Author and social media influencer Reno Omokri is very impressed with the Nigerian government’s actions thus far.
“For the first time, ECOWAS is asserting itself to defend democracy. And Nigeria is leading that defence. Shutting down power to Niger, establishing and enforcing a No-Fly-Zone. Cutting aid and shutting land borders. Very commendable.”
A coup in the Sahel region initiates a new chapter in the struggle for influence.
As in Burkina Faso and Mali, the coup opens a new chapter in the conflict for influence in the region, as the new leaders in Niger may align with anti-western interests.

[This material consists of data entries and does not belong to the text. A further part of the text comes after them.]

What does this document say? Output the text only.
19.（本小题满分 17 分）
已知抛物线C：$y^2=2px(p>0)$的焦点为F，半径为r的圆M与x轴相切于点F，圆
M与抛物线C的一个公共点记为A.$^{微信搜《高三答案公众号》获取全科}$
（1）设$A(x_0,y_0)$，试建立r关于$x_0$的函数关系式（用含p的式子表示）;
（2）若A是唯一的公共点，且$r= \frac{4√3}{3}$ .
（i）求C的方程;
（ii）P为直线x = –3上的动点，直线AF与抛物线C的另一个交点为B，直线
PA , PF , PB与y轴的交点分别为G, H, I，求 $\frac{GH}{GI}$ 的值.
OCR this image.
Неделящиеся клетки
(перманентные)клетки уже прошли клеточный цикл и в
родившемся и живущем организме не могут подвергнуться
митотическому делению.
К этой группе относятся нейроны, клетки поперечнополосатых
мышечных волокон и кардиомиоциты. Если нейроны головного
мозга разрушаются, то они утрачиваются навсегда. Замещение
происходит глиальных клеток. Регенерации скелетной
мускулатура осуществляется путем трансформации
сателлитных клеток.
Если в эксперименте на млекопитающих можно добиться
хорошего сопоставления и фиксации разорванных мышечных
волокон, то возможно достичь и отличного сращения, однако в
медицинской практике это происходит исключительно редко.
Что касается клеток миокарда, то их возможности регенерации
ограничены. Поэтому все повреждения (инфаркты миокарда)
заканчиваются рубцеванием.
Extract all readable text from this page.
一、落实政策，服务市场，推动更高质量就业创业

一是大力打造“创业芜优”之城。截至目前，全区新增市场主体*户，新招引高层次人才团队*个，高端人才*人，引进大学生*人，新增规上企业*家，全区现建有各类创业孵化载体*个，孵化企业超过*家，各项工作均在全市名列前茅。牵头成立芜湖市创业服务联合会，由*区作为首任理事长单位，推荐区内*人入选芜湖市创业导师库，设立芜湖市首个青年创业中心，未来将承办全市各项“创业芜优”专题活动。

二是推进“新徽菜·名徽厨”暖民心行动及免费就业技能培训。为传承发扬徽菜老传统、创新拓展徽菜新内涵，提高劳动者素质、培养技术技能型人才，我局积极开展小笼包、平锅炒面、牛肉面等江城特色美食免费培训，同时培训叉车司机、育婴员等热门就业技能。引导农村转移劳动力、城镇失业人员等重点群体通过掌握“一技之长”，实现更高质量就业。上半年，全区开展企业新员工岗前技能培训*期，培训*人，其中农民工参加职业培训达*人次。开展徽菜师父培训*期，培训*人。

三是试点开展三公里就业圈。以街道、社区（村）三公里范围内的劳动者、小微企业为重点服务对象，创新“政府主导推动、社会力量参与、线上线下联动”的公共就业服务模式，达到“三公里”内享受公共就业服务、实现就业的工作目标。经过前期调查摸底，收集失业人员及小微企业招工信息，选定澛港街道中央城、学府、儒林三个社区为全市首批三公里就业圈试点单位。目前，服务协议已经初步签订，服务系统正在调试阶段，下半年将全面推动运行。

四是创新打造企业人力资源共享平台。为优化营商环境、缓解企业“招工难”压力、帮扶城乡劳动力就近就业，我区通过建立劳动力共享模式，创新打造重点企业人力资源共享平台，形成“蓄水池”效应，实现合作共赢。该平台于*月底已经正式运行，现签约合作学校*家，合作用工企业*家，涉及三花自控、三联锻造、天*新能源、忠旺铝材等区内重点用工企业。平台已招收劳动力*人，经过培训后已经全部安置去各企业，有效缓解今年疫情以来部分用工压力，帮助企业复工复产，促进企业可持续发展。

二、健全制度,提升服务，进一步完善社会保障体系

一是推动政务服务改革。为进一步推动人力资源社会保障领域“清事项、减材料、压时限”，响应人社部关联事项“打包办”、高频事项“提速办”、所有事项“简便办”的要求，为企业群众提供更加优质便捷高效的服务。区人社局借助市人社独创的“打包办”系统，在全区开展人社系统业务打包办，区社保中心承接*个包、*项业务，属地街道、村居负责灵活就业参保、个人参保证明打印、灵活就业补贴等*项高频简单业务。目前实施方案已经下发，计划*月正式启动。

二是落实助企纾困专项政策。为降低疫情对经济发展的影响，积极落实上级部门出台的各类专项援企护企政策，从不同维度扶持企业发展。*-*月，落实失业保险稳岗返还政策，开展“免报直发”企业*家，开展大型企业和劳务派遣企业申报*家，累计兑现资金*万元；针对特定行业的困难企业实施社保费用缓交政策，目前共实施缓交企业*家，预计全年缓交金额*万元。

This may compel Western allies and other development partners to withdraw their support for Niger, a circumstance that is likely to exacerbate the peace, welfare, and stability of the country’s citizens. Thus, development assistance is impeded.
West Africa yearns for calm.
As Léonardo Santos Simo, a UN envoy, stated on Tuesday, August 1, 2023, the people of West Africa deserve peace and there is presently a regional effort toward peace and prosperity there.
His remarks delivered in Accra, Ghana:
“The unfolding crisis, if not addressed, will exacerbate the deteriorating security situation in the region. It will also negatively impact the development and lives of the population in a country where 4.3 million people need humanitarian assistance.”
He emphasized that “Niger and the region have no need for coups d’état because the people deserve peace, democratic government, and prosperity.”
Niger Republic severing diplomatic ties with Nigeria
In related news, Legit.ng reported that the junta in Niger Republic decided to sever ties with Nigeria following the failure of ECOWAS to resolve the ongoing impasse.
Only on Thursday, August 3, did the delegation led by General Abdulsalami Abubakar (ret.) meet with representatives of the junta.